Ariely, a pioneering behavioral economist, similarly notes measurable economic consequences of trust. Large-scale growth and long-term planning ultimately rely on the expectation that people will, in the main, behave honorably and look to everyone’s mutual benefit. Economies where people behave with baseline standards of trust and honor, like America’s, flourish. Economies where these traits are lacking, like Iran’s, languish. Ayn Rand notwithstanding, we absolutely need other people. Trust isn’t a luxury, it’s an economic necessity.

American society has witnessed the undermining of public trust in recent years. The refusal of Presidents from both major parties to prosecute the bankers who imploded the economy in 2007-2008 has undercut many citizens’ willingness to trust both politics and economics. No wonder outsider insurgents like Donald Trump and Bernie Sanders recently took leads in primary polls. Except many Americans distrust polls so much, polling organizations have reported non-response rates as high as 90% lately.
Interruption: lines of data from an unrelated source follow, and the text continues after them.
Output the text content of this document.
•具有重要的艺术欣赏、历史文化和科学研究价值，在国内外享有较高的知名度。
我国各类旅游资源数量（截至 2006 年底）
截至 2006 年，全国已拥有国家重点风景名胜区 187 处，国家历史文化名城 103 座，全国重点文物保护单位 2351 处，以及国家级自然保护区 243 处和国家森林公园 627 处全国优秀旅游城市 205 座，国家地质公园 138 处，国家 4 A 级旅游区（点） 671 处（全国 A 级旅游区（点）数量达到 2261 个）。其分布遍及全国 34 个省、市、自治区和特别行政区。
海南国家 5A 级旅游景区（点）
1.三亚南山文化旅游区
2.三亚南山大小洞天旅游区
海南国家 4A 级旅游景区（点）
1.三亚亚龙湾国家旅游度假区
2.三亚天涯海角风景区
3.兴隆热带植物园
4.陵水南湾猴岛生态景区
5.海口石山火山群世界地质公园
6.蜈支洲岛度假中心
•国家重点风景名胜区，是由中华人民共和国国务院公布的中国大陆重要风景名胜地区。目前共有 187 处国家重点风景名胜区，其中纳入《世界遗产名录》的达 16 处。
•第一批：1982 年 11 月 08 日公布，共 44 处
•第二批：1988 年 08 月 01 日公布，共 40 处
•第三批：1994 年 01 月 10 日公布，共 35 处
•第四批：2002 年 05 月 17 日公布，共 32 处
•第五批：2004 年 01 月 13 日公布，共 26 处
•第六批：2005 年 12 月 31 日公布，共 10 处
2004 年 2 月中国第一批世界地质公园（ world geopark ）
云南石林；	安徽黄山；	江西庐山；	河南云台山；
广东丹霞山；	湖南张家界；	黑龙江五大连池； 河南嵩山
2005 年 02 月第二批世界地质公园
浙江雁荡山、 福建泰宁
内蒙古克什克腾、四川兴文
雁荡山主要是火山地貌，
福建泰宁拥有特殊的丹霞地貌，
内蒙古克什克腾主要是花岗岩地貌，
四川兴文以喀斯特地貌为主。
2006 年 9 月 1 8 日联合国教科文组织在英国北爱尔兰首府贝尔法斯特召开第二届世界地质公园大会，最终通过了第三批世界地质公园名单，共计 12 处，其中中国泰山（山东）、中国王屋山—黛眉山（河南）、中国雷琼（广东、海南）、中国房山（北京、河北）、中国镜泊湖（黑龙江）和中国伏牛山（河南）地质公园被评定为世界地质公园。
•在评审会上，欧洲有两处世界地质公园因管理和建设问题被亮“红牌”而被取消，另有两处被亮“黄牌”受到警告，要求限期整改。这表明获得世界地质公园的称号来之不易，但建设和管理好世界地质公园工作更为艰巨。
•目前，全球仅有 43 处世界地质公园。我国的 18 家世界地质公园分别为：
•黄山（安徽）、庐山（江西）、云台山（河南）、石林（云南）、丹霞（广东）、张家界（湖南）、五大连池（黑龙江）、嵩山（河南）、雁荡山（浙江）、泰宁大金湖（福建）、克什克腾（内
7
People alive right now have witnessed the full-scale rollback of Progressive Era gains in workers’ rights, social safeguards, and the shared belief that we should have a base minimum below which nobody should fall. And it’s happened with public connivance. The Republican party, whose voting base is overwhelmingly rural and working-class, floated Mitt Romney for President, and promises to float Donald Trump, on the basic platform that “I’m so rich, obviously I’m competent at everything.”

We face a vicious cycle. We absolutely require trust, because without it, all plans remain small, all opportunities circumscribed by fear. But Ariely demonstrates that, when trust is undermined, it’s gone. Not that lost trust cannot be regained, but especially in large gatherings, where individual contributions remain substantially anonymous—from workplaces to economies—one sufficiently bad actor can literally change the entire landscape. Ten thousand honorable people can spend years putting one person’s damages right.

My experience at work this week probably seems small compared to Lehman Brothers submarining millions of pension funds. But my anecdote captures, in small, the problems facing many working-class Americans. We cannot advance ourselves from abjection without banding together, but we cannot band together without trust. And it only takes one vulgar power play to squander all trust. It took my superiors ten minutes to permanently piss away the solidarity we’d spent ten months building.

One major American political party today openly panders to widespread distrust. And working-class people buy that shit because we’ve had our trust systemically undermined for generations. America’s “win-at-any-cost” economic culture has won adherents from our economy’s biggest losers. This seems paradoxical, until you realize how dependent success is on trust. Radical individualism is the opposite of trust. And we won’t improve, as a society, until we discover how to rebuild the trust we’ve long squandered.

1 comment:

  1. As usual, Kevin, this is a well-thought-out post. I really appreciate how you take a small incident and relate it to the larger picture. And I understand what you mean about losing trust in co-workers. The sort of thing you described make my last few years of full-time employment miserable.